My students are often faced with difficult obstacles in and out of the classroom, from personal struggles to learning disabilities. Despite those obstacles, my goal is to provide a meaningful learning environment, that will encourage students to see their abilities and know that anything is possible. In our classroom, we love to discover new topics, take on challenges, solve problems, and navigate through second grade learning together.
Incorporating STEAM into your classroom opens up a world of possibilities. Students will develop a love for science, math, and the arts. STEAM activities are an effective way to help design and mold students into critical thinkers. Students who are exposed to STEAM are able to think like scientists. They experience hands-on activities that allow them to view things differently and focus on specific details while simultaneously looking at the bigger picture.
STEAM also encourages students to collaborate and work together.
It is a very meaningful way to teach students to value others’ opinions and ideas. Students learn how to delegate responsibilities and use their strengths to work together.
I plan to use STEAM materials to explore our Force and Motion Unit.
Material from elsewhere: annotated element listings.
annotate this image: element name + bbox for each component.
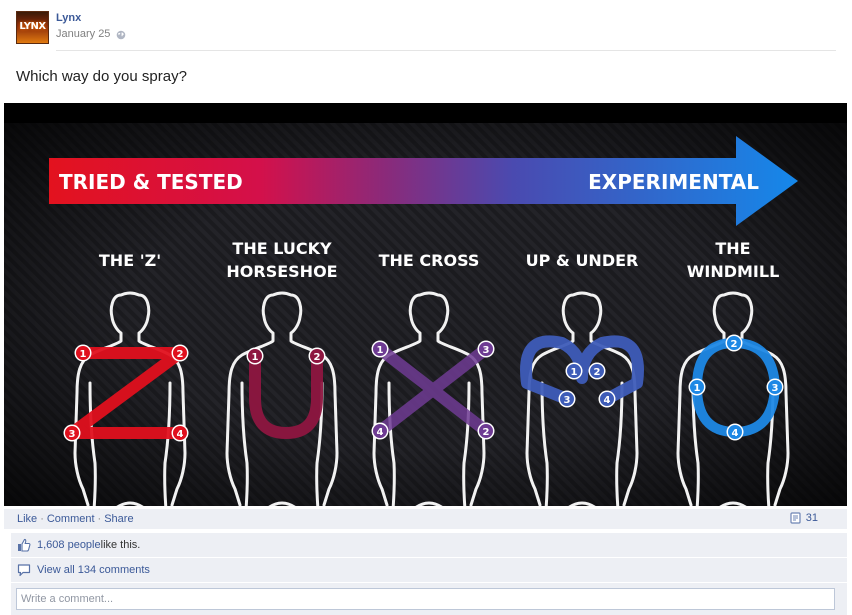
spray-point-number: 1 bbox=[377, 345, 384, 356]
separator-dot: · bbox=[40, 513, 44, 525]
like-link[interactable]: Like bbox=[17, 513, 37, 525]
spray-point-number: 3 bbox=[564, 395, 571, 406]
spray-point-badge: 3 bbox=[558, 390, 576, 408]
technique-title: UP & UNDER bbox=[526, 251, 639, 270]
spray-point-badge: 4 bbox=[726, 423, 744, 441]
post-date-link[interactable]: January 25 bbox=[56, 27, 110, 42]
separator-dot: · bbox=[97, 513, 102, 525]
spray-point-number: 2 bbox=[594, 367, 601, 378]
spray-point-badge: 1 bbox=[371, 340, 389, 358]
globe-icon[interactable] bbox=[116, 30, 126, 40]
likes-row: 1,608 people like this. bbox=[11, 533, 847, 557]
spray-point-badge: 1 bbox=[688, 378, 706, 396]
post-actions-bar: Like · Comment · Share 31 bbox=[4, 509, 847, 529]
technique-title: THE bbox=[715, 239, 750, 258]
technique-title: WINDMILL bbox=[687, 262, 780, 281]
comment-link[interactable]: Comment bbox=[47, 513, 95, 525]
spray-infographic: TRIED & TESTED EXPERIMENTAL THE 'Z' 1 2 3 4 T… bbox=[4, 103, 847, 506]
spray-point-badge: 2 bbox=[588, 362, 606, 380]
spray-point-number: 4 bbox=[377, 427, 384, 438]
comment-bubble-icon bbox=[17, 564, 31, 577]
likes-suffix: like this. bbox=[100, 539, 141, 551]
spray-point-number: 1 bbox=[252, 352, 259, 363]
spray-point-badge: 1 bbox=[246, 347, 264, 365]
arrow-right-label: EXPERIMENTAL bbox=[588, 170, 759, 194]
technique-title: THE LUCKY bbox=[232, 239, 332, 258]
spray-point-number: 2 bbox=[177, 349, 184, 360]
post-meta: January 25 bbox=[56, 27, 126, 42]
avatar[interactable]: LYNX bbox=[16, 11, 49, 44]
comment-composer bbox=[11, 583, 847, 615]
spray-point-number: 4 bbox=[604, 395, 611, 406]
spray-point-number: 4 bbox=[177, 429, 184, 440]
view-all-comments-link[interactable]: View all 134 comments bbox=[37, 564, 150, 576]
spray-point-number: 3 bbox=[69, 429, 76, 440]
spray-point-number: 2 bbox=[314, 352, 321, 363]
spray-point-badge: 3 bbox=[63, 424, 81, 442]
spray-point-badge: 2 bbox=[171, 344, 189, 362]
avatar-logo-text: LYNX bbox=[19, 21, 46, 32]
author-name-link[interactable]: Lynx bbox=[56, 11, 126, 25]
spray-point-badge: 4 bbox=[171, 424, 189, 442]
spray-point-number: 3 bbox=[772, 383, 779, 394]
shares-icon bbox=[790, 512, 801, 524]
spray-point-badge: 3 bbox=[477, 340, 495, 358]
spray-point-number: 1 bbox=[80, 349, 87, 360]
spray-point-number: 2 bbox=[731, 339, 738, 350]
technique-title: THE CROSS bbox=[379, 251, 480, 270]
technique-title: HORSESHOE bbox=[226, 262, 337, 281]
spray-point-badge: 4 bbox=[598, 390, 616, 408]
spray-point-badge: 2 bbox=[308, 347, 326, 365]
share-count[interactable]: 31 bbox=[790, 512, 818, 524]
spray-point-badge: 2 bbox=[477, 422, 495, 440]
share-link[interactable]: Share bbox=[104, 513, 133, 525]
spray-point-badge: 4 bbox=[371, 422, 389, 440]
spray-point-badge: 1 bbox=[74, 344, 92, 362]
spray-point-badge: 1 bbox=[565, 362, 583, 380]
author-block: Lynx January 25 bbox=[56, 11, 126, 47]
spray-point-number: 1 bbox=[571, 367, 578, 378]
comments-row: View all 134 comments bbox=[11, 558, 847, 582]
likes-count-link[interactable]: 1,608 people bbox=[37, 539, 101, 551]
share-count-value: 31 bbox=[805, 512, 818, 524]
technique-title: THE 'Z' bbox=[99, 251, 161, 270]
arrow-left-label: TRIED & TESTED bbox=[59, 170, 243, 194]
post-header: LYNX Lynx January 25 bbox=[16, 11, 126, 47]
post-photo[interactable]: TRIED & TESTED EXPERIMENTAL THE 'Z' 1 2 3 4 T… bbox=[4, 103, 847, 506]
comment-input[interactable] bbox=[16, 588, 835, 610]
spray-point-number: 1 bbox=[694, 383, 701, 394]
spray-point-badge: 3 bbox=[766, 378, 784, 396]
spray-point-number: 3 bbox=[483, 345, 490, 356]
thumbs-up-icon bbox=[18, 538, 31, 552]
spray-point-number: 2 bbox=[483, 427, 490, 438]
post-message: Which way do you spray? bbox=[16, 68, 187, 85]
spray-point-number: 4 bbox=[732, 428, 739, 439]
header-divider bbox=[56, 50, 836, 51]
spray-point-badge: 2 bbox=[725, 334, 743, 352]
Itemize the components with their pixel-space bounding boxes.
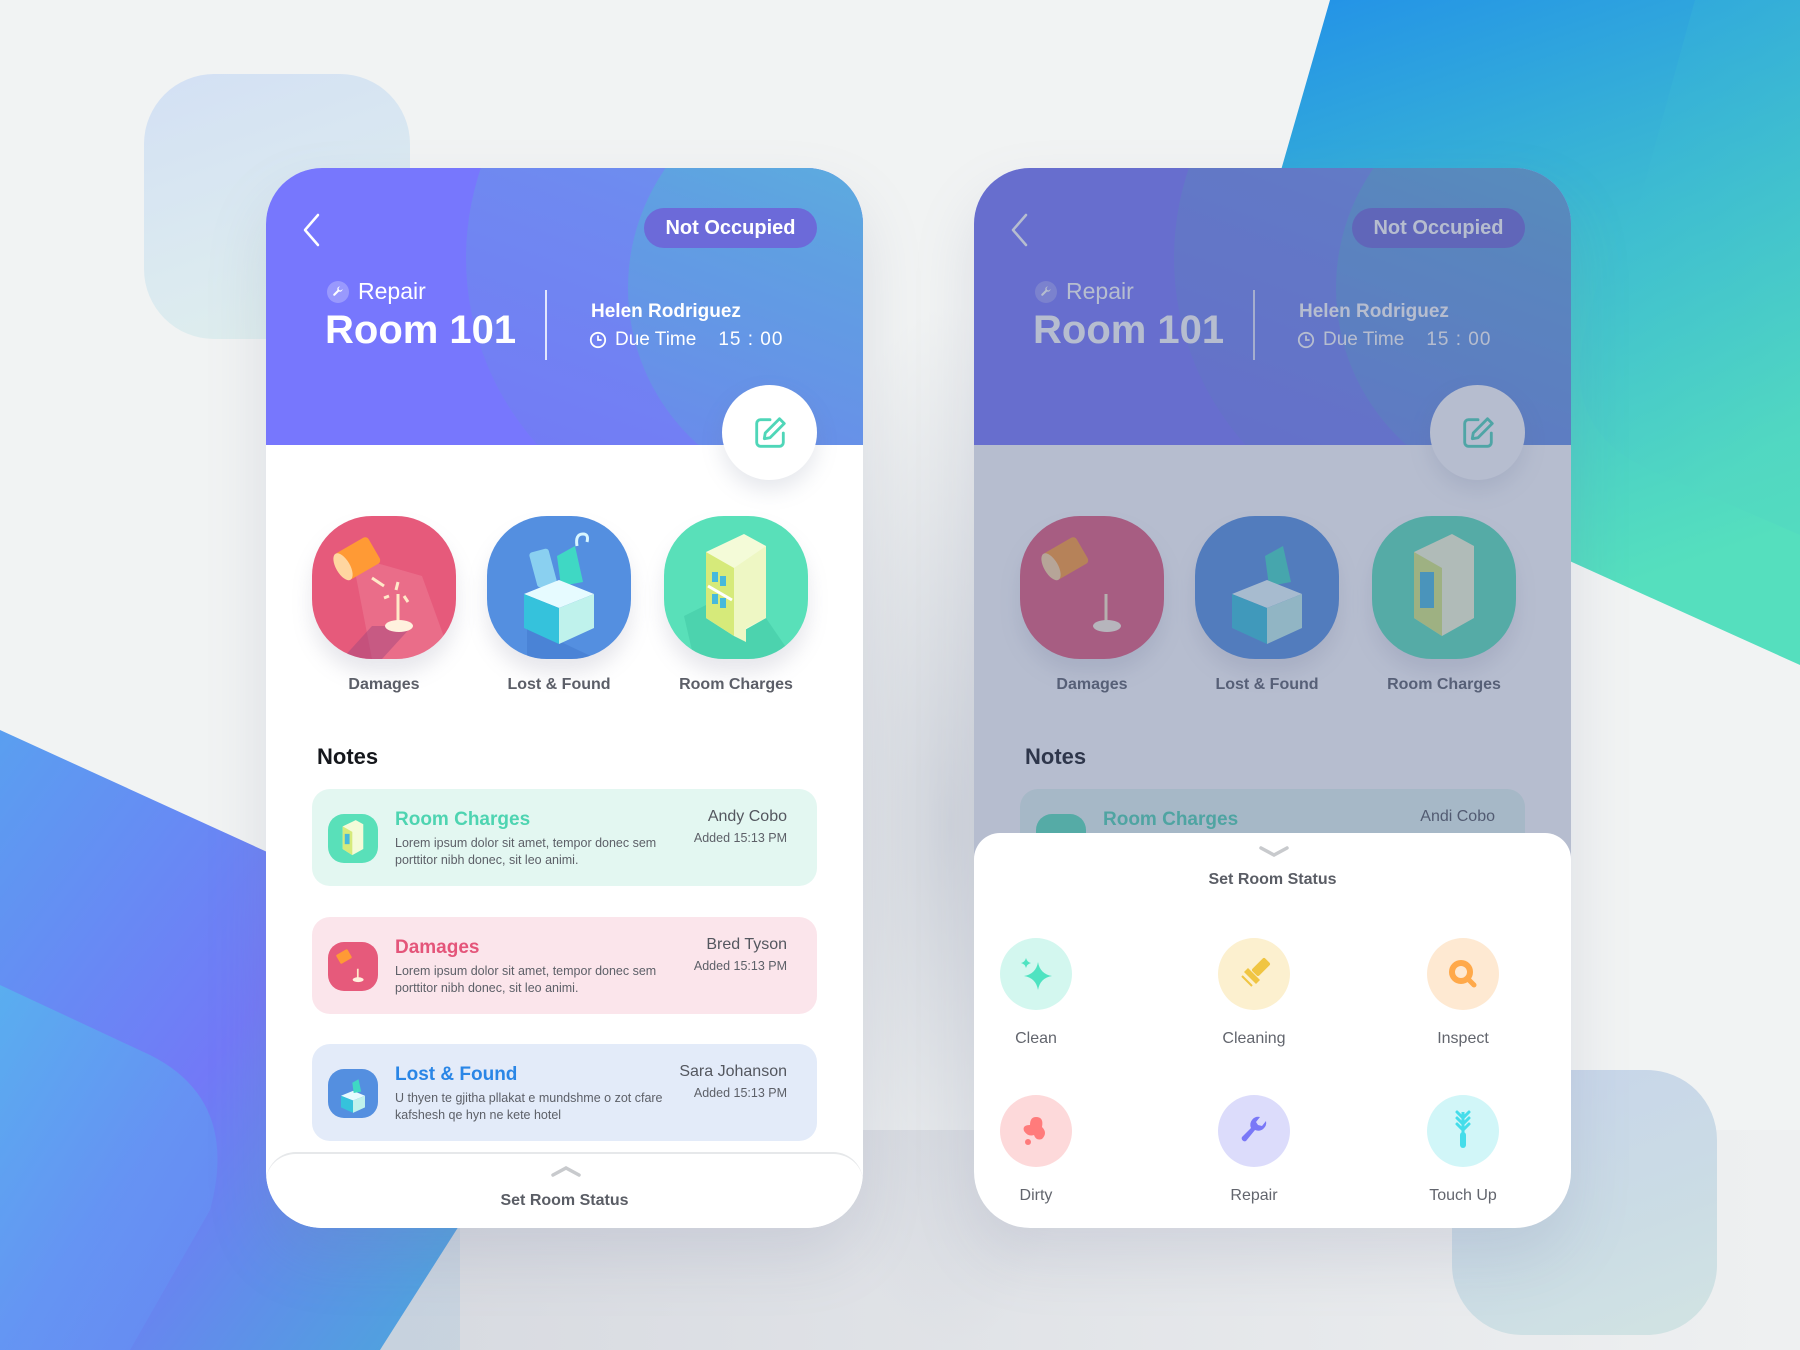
due-time-value: 15 : 00 [718, 329, 784, 350]
status-option-label: Cleaning [1222, 1030, 1286, 1047]
status-option-clean[interactable]: Clean [976, 938, 1096, 1048]
box-icon [328, 1069, 378, 1118]
note-time: Added 15:13 PM [693, 959, 787, 973]
status-option-dirty[interactable]: Dirty [976, 1095, 1096, 1205]
room-detail-screen: Not Occupied Repair Room 101 Helen Rodri… [266, 168, 863, 1228]
status-option-touch-up[interactable]: Touch Up [1403, 1095, 1523, 1205]
wrench-icon [327, 280, 349, 303]
note-author: Andy Cobo [707, 808, 787, 825]
status-option-label: Touch Up [1429, 1187, 1497, 1204]
assignee-name: Helen Rodriguez [591, 301, 741, 322]
notes-heading: Notes [317, 744, 379, 769]
back-button[interactable] [296, 210, 326, 250]
note-title: Damages [395, 937, 480, 958]
edit-button[interactable] [722, 385, 817, 480]
status-option-label: Clean [1015, 1030, 1057, 1047]
stain-icon [1000, 1095, 1072, 1167]
wrench-icon [1218, 1095, 1290, 1167]
squeegee-icon [1218, 938, 1290, 1010]
duster-icon [1427, 1095, 1499, 1167]
set-room-status-sheet: Set Room Status Clean Cleaning Inspect D… [974, 833, 1571, 1228]
room-name: Room 101 [325, 308, 517, 352]
note-item[interactable]: Room Charges Lorem ipsum dolor sit amet,… [312, 789, 817, 886]
note-time: Added 15:13 PM [693, 1086, 787, 1100]
set-room-status-label: Set Room Status [500, 1192, 629, 1209]
category-list: Damages Lost & Found Room Charges [266, 516, 863, 696]
note-title: Room Charges [395, 809, 531, 830]
edit-icon [754, 416, 786, 448]
category-room-charges[interactable]: Room Charges [661, 516, 811, 694]
chevron-left-icon [303, 213, 320, 247]
lamp-icon [312, 516, 456, 659]
note-item[interactable]: Lost & Found U thyen te gjitha pllakat e… [312, 1044, 817, 1141]
occupancy-status-badge[interactable]: Not Occupied [644, 208, 817, 248]
status-option-repair[interactable]: Repair [1194, 1095, 1314, 1205]
chevron-up-icon [551, 1166, 581, 1177]
note-body: Lorem ipsum dolor sit amet, tempor donec… [395, 836, 657, 867]
due-time: Due Time 15 : 00 [589, 329, 783, 351]
note-author: Sara Johanson [679, 1063, 787, 1080]
note-item[interactable]: Damages Lorem ipsum dolor sit amet, temp… [312, 917, 817, 1014]
set-room-status-bar[interactable]: Set Room Status [266, 1152, 863, 1228]
category-label: Lost & Found [507, 676, 611, 693]
note-body: Lorem ipsum dolor sit amet, tempor donec… [395, 964, 657, 995]
chevron-down-icon[interactable] [1259, 845, 1289, 859]
note-time: Added 15:13 PM [693, 831, 787, 845]
status-option-inspect[interactable]: Inspect [1403, 938, 1523, 1048]
header-divider [545, 290, 547, 360]
category-label: Damages [348, 676, 420, 693]
note-title: Lost & Found [395, 1064, 518, 1085]
status-option-label: Repair [1230, 1187, 1278, 1204]
category-lost-found[interactable]: Lost & Found [484, 516, 634, 694]
clock-icon [589, 331, 607, 349]
status-option-label: Dirty [1019, 1187, 1053, 1204]
status-option-cleaning[interactable]: Cleaning [1194, 938, 1314, 1048]
box-icon [487, 516, 631, 659]
magnifier-icon [1427, 938, 1499, 1010]
lamp-icon [328, 942, 378, 991]
status-option-label: Inspect [1437, 1030, 1489, 1047]
task-type-label: Repair [358, 278, 426, 304]
due-time-label: Due Time [615, 329, 697, 350]
task-type: Repair [327, 278, 426, 305]
set-status-screen: Not Occupied Repair Room 101 Helen Rodri… [974, 168, 1571, 1228]
fridge-icon [664, 516, 808, 659]
fridge-icon [328, 814, 378, 863]
note-body: U thyen te gjitha pllakat e mundshme o z… [395, 1091, 663, 1122]
category-damages[interactable]: Damages [309, 516, 459, 694]
sheet-title: Set Room Status [1208, 871, 1337, 888]
category-label: Room Charges [679, 676, 793, 693]
sparkle-icon [1000, 938, 1072, 1010]
note-author: Bred Tyson [706, 936, 787, 953]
Students will be able to use science and engineering practices to construct different objects that will be great visual representations for learning the concepts of motion. Students will build ramps, swings, catapults, and other structures using the K'Nex, Magnet Tiles, Magnet Wands, Tinkertoys, Zoob set, Marble Run, and Popsicle sticks. They will use the bouncy balls, toy cars, and marbles to test their structures and watch the relationship between the motion of an object and the pull of gravity. Students will also learn about the different contact forces (pushing, pulling, throwing, dropping, and rolling) and noncontact forces (gravity and magnets) that are involved with motion. I would love to give my students the educational opportunity to explore their imagination and creativity through STEAM.